Lettre 2 Ben à Elsa

Nous devons faire mieux que ça. Hier je vous ai senti loin. Non pas durant le concert dont les circonstances nous ont éloigné de quelques mètres. Mais pendant le retour et jusqu’au réveil. Votre mutisme me terrifie. Je ne peux que m’en rendre coupable, je n’ai pas le choix que de penser de cette manière. Je vous connais si bien. Je sais quand vous êtes avec moi et quand vous ne l’êtes pas. Le plus souvent votre malaise, votre déprime engendre de la colère envers moi. Nous devons faire mieux que ça. Ce matin je n’aurais pas du vous parler sèchement. Mais vous ne pouvez pas prendre cette phrase aussi mal. Un volcan ne peut pas jaillir de quelque chose d’aussi anodin. J’avais mal à l’oreille et j’ai toujours mal. C’est lancinant et irritant. Nous devons remettre en question tout ça. On ne peut pas continuer à nous disputer bêtement pour des choses anodines. Je sais que derrière votre malaise il y a quelque chose. Ne me le cachez pas. Je sais quand il y a quelque chose qui vous tourmente. Ne pas me le dire m’entraine dans vos tourments et je ne peux plus vous aider. Je suis autant tourmenté à ce moment là.

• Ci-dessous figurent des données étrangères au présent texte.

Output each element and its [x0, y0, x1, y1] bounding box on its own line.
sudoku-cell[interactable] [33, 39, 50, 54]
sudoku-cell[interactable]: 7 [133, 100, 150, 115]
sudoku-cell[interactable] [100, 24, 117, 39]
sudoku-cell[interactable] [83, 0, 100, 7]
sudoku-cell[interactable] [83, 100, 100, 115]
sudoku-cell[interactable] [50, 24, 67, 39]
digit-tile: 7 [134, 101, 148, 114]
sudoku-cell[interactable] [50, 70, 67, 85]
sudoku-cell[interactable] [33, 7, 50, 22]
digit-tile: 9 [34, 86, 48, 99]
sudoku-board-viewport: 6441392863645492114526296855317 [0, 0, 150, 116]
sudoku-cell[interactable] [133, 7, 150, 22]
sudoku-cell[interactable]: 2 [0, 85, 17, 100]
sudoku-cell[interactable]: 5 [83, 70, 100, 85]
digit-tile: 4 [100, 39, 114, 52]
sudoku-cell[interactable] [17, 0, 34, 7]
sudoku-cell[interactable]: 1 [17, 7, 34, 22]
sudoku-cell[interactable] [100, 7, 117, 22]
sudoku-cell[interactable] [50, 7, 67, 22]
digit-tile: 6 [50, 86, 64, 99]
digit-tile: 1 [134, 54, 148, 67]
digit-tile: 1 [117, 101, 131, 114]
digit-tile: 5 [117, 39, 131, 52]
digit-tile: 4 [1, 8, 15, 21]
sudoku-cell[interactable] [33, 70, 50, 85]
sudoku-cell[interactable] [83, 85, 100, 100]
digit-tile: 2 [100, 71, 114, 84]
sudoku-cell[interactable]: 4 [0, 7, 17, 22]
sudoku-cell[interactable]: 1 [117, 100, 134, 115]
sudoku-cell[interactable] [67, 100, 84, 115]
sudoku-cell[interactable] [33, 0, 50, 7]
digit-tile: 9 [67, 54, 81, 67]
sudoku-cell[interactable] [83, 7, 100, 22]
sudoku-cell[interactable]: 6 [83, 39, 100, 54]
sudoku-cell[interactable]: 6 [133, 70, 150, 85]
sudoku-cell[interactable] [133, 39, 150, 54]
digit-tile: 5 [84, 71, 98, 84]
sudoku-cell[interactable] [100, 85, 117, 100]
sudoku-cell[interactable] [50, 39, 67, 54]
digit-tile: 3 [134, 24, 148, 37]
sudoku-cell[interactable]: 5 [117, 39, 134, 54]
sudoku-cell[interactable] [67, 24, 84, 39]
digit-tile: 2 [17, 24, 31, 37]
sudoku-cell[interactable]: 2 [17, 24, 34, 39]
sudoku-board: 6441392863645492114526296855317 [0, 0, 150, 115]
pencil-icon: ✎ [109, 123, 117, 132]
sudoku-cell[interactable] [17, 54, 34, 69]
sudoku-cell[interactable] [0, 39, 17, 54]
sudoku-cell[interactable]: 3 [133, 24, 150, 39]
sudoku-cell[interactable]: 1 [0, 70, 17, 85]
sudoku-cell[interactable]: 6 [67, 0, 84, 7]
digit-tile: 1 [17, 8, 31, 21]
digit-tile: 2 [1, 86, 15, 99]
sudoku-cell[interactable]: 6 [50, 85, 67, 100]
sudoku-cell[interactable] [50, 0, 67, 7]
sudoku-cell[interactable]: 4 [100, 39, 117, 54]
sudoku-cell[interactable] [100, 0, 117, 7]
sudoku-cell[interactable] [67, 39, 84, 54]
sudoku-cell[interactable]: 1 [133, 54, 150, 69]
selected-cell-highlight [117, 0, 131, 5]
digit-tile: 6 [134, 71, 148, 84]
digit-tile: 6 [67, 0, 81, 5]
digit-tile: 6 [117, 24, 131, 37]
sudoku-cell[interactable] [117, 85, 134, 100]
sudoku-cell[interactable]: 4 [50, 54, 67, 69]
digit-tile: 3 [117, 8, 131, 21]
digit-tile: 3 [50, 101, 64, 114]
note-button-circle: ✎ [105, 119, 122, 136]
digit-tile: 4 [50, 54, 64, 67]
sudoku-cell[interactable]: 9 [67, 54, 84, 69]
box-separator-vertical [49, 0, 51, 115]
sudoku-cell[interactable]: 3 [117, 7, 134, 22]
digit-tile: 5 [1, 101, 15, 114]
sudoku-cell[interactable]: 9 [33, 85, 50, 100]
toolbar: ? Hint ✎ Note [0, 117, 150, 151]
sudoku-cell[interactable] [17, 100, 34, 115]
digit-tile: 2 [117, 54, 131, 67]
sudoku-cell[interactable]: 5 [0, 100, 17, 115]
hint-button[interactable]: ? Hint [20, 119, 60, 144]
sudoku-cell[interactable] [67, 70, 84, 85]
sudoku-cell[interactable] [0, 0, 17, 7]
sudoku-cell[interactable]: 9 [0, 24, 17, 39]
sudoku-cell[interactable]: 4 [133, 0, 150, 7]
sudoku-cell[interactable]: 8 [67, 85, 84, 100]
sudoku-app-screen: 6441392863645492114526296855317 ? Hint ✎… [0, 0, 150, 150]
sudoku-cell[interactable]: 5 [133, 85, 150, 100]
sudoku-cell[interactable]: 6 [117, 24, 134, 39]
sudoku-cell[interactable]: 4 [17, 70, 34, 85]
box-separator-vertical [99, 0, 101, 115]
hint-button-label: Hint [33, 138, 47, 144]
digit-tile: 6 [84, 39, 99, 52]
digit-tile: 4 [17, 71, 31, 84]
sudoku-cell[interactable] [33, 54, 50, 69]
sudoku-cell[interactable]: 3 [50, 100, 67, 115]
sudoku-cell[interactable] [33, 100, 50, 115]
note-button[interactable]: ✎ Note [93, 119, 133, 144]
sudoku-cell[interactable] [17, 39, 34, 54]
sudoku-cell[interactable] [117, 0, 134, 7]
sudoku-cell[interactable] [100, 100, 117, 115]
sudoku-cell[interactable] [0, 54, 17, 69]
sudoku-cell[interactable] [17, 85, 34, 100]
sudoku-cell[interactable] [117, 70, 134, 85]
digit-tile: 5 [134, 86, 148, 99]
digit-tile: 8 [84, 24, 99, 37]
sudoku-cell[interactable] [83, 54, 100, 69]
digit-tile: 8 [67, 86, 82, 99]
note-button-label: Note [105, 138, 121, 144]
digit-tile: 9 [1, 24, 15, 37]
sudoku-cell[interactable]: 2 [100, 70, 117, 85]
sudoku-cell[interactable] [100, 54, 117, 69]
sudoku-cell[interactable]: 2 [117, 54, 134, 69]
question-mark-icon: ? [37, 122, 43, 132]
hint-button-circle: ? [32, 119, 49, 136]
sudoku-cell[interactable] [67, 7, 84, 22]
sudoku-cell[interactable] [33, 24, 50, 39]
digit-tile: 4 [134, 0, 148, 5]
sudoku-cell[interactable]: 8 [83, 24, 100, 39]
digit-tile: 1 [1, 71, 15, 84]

Je comptais étudier l’Ecosse ou l’Irlande avec vous. Cherchez les villes. Cartographier notre future vie. Mais quand nous sommes dans cet état tout devient compliqué alors que nous est si simple en réalité. Nous avons une semaine devant nous pour justement parler de tout ça. Mettre à plat nos projets. Nous irons à Saumane et nous ferons la même chose. Ne gâchons pas tout ça. Nous avons des ennemis partout. Ne nous en fabriquons pas de nouveaux. Nos ennemis que sont l’argent, les gens ou nous même parfois. Mon oreille souffre, c’est le siffleur de mauvais sort qui vient me susurrer son venin. Je n’en veux pas, je veux le chasser. Aidez moi à le chasser. Je repense à l’Ecosse. Je repense au calme d’un nous au milieu d’un univers neuf. Un univers sans pollution. Alès nous lègue une pollution de notre famille, de notre enfance ou de notre travail. L’Ecosse nous lavera de tout ça. La croyance qu’un lieu saint et vierge nous attend me semble réelle et réalisable. La solution c’est nous qui l’avons. Nous avons le ciment de notre construction. Il suffit de nous concentrer la dessus. Cela peut demander de gros effort je le concède. Mais chaque jour est pour moi un pas vers cette nouvelle aventure. La venu de Jimmy me permettra de lui parler de notre entreprise. Ton rôle y est capital.

J’ai beaucoup aimer vous acheter ces maillots. Le temps se fait rare et je vous compterez cette expérience si vous le voulez dans une nouvelle lettre.